Scham und Stärke

Freitag. Es sind die starken, selbstbewussten Frauen, denen so etwas passiert.
Die sich zu blassen, schwachen Männern hingezogen fühlen – herabbeugen, möchte man sagen, vielleicht weil sie sich bei ihnen in Sicherheit wähnen. Während aus allernächster Nähe, aus dem häuslichen Hinterhalt, auf sie geschossen wird.
Was mag in dem blassen, schwachen Christian Ulmen vorgegangen sein, wenn seine Frau ihm beim Abendbrot erzählt, dass sich jemand auf krasseste Weise ihrer Identität und ihres Körpers bemächtigt? Wenn sie vor Scham verzweifelt, weil schon wieder Pornos mit ihrem Gesicht und ihrer Stimme aufgetaucht sind? Wenn sie angsichts des ständig nachwachsenden Schmuddelmaterials ihre Ohnmacht verflucht?
Material, von dem er weiß, dass er es erst am Morgen oder tags zuvor in die Social-Media-Kanäle eingespeist hat.
Ist es Triumph über den öffentlichen, tausendfachen Bruch ihre Stärke? Ein Triumph, den er ja nur schweigend und einsam genießen kann.
Seit mehreren Jahren kämpft Collien Fernandes auf dem Hintergrund ihrer eigenen Erfahrungen öffentlich gegen Missbrauch im Netz an. Nach eigener Aussage in der Hoffnung, der Täter höre dann auf, sich im Internet als sie auszugeben. Ulmen fühlte sich scheinbar unangreifbar. Offensiv und vor aller Augen durfte er seine Phantasien etwa in der satirischen Reality-Show „Who wants to fuck my girlfriend?“ ausleben, von der die Öffentlicheit seit heute weiß, dass hinter der Kunstfigur Uwe Wöllner das echte Sexmonster Ulmen steckt.

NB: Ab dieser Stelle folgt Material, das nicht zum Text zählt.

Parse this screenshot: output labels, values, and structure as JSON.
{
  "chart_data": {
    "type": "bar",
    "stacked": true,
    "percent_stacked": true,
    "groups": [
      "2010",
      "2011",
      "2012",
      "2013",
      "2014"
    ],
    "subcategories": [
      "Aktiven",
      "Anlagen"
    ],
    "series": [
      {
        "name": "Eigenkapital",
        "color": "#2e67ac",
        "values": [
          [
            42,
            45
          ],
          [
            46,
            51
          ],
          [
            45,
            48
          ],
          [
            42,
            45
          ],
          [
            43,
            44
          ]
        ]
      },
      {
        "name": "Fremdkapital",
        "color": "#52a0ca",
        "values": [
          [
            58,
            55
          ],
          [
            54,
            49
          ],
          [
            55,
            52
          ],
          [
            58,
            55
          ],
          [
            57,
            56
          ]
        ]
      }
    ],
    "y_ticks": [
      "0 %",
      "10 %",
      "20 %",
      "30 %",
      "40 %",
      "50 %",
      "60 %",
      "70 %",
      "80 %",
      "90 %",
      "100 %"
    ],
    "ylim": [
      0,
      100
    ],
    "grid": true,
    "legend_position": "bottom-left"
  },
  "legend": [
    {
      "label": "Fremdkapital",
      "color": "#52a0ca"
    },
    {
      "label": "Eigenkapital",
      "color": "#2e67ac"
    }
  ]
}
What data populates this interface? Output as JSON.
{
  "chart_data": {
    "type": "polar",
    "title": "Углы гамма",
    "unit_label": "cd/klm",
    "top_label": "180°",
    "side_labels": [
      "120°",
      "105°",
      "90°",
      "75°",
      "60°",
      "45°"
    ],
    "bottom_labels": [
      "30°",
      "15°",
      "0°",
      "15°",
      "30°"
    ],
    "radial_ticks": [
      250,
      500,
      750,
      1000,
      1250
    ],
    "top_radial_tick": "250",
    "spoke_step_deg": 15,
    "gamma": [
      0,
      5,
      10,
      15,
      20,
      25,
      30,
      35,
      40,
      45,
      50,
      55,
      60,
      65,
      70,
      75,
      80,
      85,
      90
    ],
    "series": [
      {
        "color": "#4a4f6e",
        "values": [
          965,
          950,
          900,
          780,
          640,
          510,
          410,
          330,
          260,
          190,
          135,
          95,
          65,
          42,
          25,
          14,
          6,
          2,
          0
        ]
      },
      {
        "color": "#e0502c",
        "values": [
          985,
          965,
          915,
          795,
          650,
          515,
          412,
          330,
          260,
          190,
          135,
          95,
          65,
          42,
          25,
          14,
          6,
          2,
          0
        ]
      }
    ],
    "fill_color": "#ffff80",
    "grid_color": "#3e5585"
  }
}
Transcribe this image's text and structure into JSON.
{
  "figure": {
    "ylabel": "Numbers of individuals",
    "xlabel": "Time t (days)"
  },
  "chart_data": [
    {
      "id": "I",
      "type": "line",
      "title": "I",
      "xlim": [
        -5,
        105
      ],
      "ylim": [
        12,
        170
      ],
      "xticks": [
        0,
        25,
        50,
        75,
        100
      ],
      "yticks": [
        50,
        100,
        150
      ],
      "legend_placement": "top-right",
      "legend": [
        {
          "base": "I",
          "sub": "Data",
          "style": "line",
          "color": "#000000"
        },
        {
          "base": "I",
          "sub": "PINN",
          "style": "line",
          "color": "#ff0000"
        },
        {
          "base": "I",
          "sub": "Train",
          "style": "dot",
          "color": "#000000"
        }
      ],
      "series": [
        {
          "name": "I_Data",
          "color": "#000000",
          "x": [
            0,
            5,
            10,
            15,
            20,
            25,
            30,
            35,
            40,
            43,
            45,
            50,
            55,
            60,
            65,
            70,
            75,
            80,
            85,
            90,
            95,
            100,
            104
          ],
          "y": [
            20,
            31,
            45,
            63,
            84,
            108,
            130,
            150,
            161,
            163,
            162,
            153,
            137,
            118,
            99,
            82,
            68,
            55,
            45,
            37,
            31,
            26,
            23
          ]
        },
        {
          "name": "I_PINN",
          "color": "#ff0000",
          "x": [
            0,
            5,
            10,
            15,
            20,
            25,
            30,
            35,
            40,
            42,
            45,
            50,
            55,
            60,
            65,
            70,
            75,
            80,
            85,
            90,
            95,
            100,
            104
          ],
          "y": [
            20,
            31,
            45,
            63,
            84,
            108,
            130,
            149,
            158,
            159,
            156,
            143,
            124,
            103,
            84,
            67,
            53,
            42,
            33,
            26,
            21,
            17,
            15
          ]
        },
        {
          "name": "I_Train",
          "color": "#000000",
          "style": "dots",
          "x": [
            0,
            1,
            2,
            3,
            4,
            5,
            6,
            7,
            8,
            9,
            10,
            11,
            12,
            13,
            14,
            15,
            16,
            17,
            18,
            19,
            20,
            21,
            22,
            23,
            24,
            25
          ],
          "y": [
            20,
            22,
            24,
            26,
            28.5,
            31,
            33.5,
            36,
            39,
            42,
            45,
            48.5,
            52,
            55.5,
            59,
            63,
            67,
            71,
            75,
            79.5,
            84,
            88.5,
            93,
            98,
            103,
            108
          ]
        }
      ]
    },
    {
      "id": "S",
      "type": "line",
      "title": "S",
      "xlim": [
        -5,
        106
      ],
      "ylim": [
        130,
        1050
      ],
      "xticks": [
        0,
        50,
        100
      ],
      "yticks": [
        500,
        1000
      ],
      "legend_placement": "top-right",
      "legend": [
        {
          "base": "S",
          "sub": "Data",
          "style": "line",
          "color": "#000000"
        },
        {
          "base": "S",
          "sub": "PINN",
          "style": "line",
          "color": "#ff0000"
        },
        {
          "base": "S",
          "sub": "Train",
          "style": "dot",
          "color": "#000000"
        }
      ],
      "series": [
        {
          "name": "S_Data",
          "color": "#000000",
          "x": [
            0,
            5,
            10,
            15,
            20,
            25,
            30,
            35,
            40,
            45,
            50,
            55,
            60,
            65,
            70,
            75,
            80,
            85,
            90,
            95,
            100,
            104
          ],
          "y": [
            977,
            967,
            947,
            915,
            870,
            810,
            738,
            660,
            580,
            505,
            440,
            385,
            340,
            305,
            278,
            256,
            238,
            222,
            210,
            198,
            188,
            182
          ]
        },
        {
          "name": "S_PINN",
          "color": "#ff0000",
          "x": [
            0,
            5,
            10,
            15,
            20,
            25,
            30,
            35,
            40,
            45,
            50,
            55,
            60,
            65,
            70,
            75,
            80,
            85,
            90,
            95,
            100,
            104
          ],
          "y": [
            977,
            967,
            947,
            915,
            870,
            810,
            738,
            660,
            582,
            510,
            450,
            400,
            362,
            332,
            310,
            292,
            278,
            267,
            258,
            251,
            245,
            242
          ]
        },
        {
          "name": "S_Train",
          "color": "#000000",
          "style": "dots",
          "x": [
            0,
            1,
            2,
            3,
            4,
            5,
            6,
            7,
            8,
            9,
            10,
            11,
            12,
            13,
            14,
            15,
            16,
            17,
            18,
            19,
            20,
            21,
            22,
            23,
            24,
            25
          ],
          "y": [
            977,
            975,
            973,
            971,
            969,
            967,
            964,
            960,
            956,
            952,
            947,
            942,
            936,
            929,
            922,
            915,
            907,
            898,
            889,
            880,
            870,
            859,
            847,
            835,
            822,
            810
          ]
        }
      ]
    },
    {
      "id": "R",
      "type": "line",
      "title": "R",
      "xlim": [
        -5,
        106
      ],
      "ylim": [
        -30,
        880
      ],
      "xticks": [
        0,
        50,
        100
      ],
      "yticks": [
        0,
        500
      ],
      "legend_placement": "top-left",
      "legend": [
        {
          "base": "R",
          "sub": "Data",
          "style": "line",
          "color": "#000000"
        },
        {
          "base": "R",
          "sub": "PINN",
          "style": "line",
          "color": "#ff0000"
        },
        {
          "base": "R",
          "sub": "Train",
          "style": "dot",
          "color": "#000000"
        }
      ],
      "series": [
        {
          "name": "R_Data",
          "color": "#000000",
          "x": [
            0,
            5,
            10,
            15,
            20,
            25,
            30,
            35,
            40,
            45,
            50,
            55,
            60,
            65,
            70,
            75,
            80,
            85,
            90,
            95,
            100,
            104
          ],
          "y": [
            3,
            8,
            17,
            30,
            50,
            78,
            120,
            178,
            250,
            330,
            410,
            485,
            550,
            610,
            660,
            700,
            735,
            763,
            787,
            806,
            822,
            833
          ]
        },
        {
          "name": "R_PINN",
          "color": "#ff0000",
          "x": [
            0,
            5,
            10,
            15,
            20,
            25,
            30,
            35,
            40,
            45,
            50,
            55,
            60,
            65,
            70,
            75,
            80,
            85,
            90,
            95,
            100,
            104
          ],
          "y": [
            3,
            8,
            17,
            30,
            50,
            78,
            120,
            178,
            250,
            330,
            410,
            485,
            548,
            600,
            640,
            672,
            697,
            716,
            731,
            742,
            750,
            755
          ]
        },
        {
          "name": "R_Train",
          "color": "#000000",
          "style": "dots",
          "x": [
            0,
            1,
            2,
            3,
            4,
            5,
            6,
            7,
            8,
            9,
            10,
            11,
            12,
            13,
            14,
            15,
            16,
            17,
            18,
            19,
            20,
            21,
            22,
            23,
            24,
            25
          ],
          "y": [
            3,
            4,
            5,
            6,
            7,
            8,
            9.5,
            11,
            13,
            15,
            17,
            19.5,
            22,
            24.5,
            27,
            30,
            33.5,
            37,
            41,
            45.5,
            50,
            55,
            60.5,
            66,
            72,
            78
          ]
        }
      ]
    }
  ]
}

Es sind, siehe Gisèle Pelicot, die starken, selbstbewussten Frauen, die von schwachen, blassen Männern vernichtet werden sollen. Gott sei Dank geht ihre Rechnung nicht auf. „Die Scham muss die Seite wechseln“, skandiert Pelicot in ihrem Buch und in zahlreichen öffentlichen Auftritten. Das steht Fernandes noch bevor. Aber meine und die Solidarität der Öffentlichkeit ist ihr sicher.